Voici une rubrique sur la corruption des milieux politiques, les élites politiques et les politiciens professionnels. Le propos n’est pas d’attaquer une ou plusieurs formations politiques, mais de les attaquer toutes, à travers les biographies des politiciens corrompus, oligarques, barons locaux et tout l’aréopage politicien de France et de Navarre. C’est un mal qui ronge la République française de longue date. Mais on assiste à une accélération du phénomène. Les affaires explosèrent sous la présidence de François Mitterrand, puis se multiplièrent par la suite sous les autres présidences jusqu’à celle d’Emmanuel Macron. Depuis son arrivée, le phénomène a explosé, montrant une corruption massive des milieux politiques, à l’exemple des plus coupables se trouvant aux plus hauts niveaux de l’État français, jusqu’aux occupants de l’Élysée. Mon propos sera de balayer toute la période de la présidence de Giscard d’Estaing, jusqu’à nos jours, soit un demi-siècle de corruption désormais devenue endémique.
Aujourd’hui nous aborderons le cas de Nicolas Bay, ancienne figure centrale du FN, du RN, de MNR, de Reconquête et désormais dans le parti de Marion Maréchal, Identité-Libertés. Son cas est particulier, car pendant très longtemps les forces politiques classées à l’extrême droite, n’ayant pas ou très peu de mandats, surtout au niveau national, elles purent attaquer les partis dominants, notamment sur la corruption de ces partis politiques, sans être inquiétées sur ce plan. Avec la montée en puissance de ces forces, d’abord avec la surprise Jean-Marie Le Pen (2002), puis l’arrivée à deux reprises au second tour de la présidentielle de Marine Le Pen (2017 et 2022), cette force politique et les autres mouvements ont accédé à des fonctions politiques nationales et européennes. Des affaires ont commencé à sortir dans les années qui suivirent, alors que toutes les forces réunies de cette frange politique sont en capacité de réunir jusqu’à 13-15 millions d’électeur sur 50. Voici dans l’Aurore Nouvelle, le cas et les affaires de Nicolas Bay.

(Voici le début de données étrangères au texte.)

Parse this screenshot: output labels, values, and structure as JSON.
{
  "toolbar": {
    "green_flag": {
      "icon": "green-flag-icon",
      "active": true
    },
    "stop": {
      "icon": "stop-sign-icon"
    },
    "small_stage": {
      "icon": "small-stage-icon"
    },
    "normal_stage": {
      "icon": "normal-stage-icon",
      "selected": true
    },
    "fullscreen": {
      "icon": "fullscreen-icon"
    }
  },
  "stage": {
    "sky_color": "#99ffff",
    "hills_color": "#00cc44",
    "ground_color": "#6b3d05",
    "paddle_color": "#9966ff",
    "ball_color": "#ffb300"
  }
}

Mais qui est Nicolas Bay ? Il naquit le 21 décembre 1977, à Saint-Germain-en-Laye, dans les Yvelines. Il s’engagea très précocement en politique, dans l’aile de le jeunesse du Front National, il n’avait alors que 14 ans. Il fut aussi un scout, d’un mouvement catholique, les Scouts Unitaires de France, dans cette période. Il affirma plus tard avoir été séduit par les discours de Jean-Marie Le Pen, notamment autour de son opposition (également dans d’autres couleurs politiques, notamment de gauche, ou dans la droite libérale), au traité européen de Maastricht (1992).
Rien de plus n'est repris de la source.